Die Marokkaner sind ruhiger geworden. Sie haben sich an die Touristen-Lawine gewöhnt. Sie sind diskreter als früher. Mit viel Stolz sitzen die Ladeninhaber zwischen ihren Waren. Ruhig und mit Würde betrachten sie die lauten Touristen, die teils halbnackt mit prallen Hotpants und Camembert-farbigen Beinen durch die Märkte ziehen. Trotzt der vielen, vielen Fremden hat Marrakesch noch immer einen Teil seines Zaubers behalten. So wie ihn Elias Canetti beschrieb. Noch immer reihen sich in den Souks viele Dutzend gleicher Läden mit derselben Ware aneinander. „Das geht vielleicht hundert Meter so“. Gleich geblieben ist auch die Preispolitik: „Es gibt viele Preise“, schreibt Canetti. „Jeder von ihnen bezieht sich auf eine andere Situation, einen andern Käufer, eine andere Tageszeit, einen andern Tag der Woche. … Es gibt Preise für Fremde, die nur einen Tag in der Stadt, und solche, für Fremde, die hier schon drei Wochen leben.

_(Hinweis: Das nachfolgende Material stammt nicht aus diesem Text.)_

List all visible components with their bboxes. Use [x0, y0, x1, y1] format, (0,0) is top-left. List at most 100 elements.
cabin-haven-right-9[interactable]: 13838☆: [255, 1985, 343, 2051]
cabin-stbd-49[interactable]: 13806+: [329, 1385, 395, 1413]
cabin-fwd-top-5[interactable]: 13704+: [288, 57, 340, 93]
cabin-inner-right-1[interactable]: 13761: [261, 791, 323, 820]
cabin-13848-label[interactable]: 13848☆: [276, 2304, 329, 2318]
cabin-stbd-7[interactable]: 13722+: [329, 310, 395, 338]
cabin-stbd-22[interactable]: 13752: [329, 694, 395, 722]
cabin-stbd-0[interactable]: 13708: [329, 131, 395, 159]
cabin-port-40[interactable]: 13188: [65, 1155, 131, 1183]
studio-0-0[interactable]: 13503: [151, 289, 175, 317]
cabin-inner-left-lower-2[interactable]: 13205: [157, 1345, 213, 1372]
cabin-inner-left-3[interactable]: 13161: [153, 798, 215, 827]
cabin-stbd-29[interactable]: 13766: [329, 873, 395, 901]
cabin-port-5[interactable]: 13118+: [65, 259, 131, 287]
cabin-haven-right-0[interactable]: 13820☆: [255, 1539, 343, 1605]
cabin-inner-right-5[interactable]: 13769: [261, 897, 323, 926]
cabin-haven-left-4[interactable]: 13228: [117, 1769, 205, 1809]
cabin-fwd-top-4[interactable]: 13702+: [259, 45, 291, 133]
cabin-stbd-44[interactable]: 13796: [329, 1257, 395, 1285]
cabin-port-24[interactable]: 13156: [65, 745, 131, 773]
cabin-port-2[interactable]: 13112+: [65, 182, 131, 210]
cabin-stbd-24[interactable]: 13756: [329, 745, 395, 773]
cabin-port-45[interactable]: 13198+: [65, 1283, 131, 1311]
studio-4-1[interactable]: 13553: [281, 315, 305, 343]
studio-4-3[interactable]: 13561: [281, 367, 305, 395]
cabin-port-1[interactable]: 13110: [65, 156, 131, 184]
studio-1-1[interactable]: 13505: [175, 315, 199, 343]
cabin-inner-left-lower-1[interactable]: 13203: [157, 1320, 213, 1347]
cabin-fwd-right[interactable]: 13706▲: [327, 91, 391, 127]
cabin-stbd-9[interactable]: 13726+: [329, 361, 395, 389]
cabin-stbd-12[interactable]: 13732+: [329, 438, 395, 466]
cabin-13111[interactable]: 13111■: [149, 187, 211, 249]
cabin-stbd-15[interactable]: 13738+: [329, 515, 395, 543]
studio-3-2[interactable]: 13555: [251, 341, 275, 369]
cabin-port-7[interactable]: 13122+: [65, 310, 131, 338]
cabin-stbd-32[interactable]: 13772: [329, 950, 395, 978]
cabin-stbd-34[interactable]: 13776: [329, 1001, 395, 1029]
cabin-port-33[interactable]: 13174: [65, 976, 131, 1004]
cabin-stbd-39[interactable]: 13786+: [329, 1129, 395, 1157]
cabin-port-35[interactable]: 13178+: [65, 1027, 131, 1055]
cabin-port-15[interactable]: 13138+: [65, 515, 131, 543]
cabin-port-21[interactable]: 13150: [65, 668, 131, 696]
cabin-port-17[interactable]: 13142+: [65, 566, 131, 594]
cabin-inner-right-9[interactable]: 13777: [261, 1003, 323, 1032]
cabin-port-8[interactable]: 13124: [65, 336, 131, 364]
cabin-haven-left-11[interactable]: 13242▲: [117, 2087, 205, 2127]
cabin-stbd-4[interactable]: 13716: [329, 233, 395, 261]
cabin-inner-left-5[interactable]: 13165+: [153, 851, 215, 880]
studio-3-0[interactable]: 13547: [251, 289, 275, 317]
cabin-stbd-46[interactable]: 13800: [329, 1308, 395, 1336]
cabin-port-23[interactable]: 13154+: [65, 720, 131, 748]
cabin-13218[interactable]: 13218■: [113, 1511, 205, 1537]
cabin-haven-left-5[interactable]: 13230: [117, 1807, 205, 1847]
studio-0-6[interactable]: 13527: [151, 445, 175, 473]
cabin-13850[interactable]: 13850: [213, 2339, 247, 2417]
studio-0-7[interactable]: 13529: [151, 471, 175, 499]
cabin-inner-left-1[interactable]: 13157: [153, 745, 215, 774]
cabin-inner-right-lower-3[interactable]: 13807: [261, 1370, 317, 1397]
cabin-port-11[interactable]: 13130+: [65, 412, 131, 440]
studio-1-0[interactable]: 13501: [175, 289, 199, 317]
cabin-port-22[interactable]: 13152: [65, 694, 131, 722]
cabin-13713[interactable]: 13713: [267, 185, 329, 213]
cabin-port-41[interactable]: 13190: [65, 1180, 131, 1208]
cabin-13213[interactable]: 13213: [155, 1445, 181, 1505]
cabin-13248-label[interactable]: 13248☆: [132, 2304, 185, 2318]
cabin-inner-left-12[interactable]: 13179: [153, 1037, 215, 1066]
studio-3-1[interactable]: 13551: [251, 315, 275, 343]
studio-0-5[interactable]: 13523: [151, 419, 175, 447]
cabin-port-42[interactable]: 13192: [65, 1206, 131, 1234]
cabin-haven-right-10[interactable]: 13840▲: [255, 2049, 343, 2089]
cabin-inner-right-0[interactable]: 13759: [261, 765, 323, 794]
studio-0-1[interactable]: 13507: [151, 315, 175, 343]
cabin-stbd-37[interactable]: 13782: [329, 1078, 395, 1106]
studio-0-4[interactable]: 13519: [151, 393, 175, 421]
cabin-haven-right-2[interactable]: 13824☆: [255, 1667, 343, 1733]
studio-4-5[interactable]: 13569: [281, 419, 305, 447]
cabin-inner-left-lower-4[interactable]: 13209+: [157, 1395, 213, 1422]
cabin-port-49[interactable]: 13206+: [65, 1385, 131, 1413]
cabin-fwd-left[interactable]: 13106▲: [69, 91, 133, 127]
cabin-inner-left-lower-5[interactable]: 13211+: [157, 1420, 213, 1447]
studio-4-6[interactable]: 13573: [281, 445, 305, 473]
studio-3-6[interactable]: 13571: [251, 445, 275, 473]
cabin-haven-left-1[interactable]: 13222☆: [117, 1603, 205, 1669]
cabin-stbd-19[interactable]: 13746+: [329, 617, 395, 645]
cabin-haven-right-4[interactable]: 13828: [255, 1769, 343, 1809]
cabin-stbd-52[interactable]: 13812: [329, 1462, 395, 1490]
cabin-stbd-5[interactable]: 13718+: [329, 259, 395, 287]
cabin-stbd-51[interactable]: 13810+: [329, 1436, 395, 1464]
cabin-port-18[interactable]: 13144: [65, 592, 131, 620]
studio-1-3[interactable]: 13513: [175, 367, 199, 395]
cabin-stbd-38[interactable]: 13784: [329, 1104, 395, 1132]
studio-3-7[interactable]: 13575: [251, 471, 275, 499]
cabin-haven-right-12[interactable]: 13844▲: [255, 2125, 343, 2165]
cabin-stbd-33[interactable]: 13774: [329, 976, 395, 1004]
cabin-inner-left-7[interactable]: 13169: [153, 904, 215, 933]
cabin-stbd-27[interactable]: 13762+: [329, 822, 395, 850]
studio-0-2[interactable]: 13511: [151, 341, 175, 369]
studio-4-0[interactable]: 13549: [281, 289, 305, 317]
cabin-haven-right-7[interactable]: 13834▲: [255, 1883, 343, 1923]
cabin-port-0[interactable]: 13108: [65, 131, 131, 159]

Es gibt Preise für Arme und Preise für Reiche, wobei die für die Armen natürlich am höchsten sind“.
Allâhu Abkar"
Auch in den Souks liebt man Weihnachten. Denn dann kommt eine Flut von Touristen. Und sie kaufen, zwar nicht viel, aber immerhin einige Gewürze oder Seifen, einen Ledergurt oder farbige Babouche-Schuhe. Doch die meisten Fremden kommen jetzt nicht, um zu kaufen: sondern um Weihnachten zu feiern.

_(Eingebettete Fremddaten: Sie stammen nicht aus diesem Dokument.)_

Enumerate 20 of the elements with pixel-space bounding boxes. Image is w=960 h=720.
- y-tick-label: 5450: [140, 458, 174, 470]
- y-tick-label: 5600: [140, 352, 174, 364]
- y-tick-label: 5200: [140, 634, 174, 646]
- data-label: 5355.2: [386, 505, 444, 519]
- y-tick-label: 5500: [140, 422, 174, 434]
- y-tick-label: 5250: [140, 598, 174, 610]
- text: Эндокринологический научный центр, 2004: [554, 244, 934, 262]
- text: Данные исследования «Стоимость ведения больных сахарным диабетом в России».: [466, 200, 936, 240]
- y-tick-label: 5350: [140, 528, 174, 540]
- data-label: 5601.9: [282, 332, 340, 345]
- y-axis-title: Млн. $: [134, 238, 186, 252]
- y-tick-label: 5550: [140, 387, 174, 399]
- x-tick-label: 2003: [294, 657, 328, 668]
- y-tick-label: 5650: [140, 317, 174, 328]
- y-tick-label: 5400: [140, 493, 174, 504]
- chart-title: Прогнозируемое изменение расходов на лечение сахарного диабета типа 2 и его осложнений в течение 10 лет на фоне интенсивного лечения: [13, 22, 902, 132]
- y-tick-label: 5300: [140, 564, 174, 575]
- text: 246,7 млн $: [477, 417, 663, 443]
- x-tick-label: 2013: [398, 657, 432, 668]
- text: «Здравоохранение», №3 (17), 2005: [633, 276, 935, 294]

Die Hotels schmücken sich. Sogar Tannenbäume werden importiert. Moslems dekorieren sie mit Glanz und Glitzer, mit Engelchen, Silberfäden und Weihnachtskugeln. Krippen mit dem Jesus-Kindchen leuchten im Kerzenlicht. „Stille Nacht, heilige Nacht“, „Jingle Bells“, „Oh du fröhliche“. Unterbrochen wird die Feier nur vom Muezzin. Vom Minarett aus ruft er in die Weihnachtsnacht hinaus: „Allâhu Akbar, Aschhadu allâ ilâha illallâh“.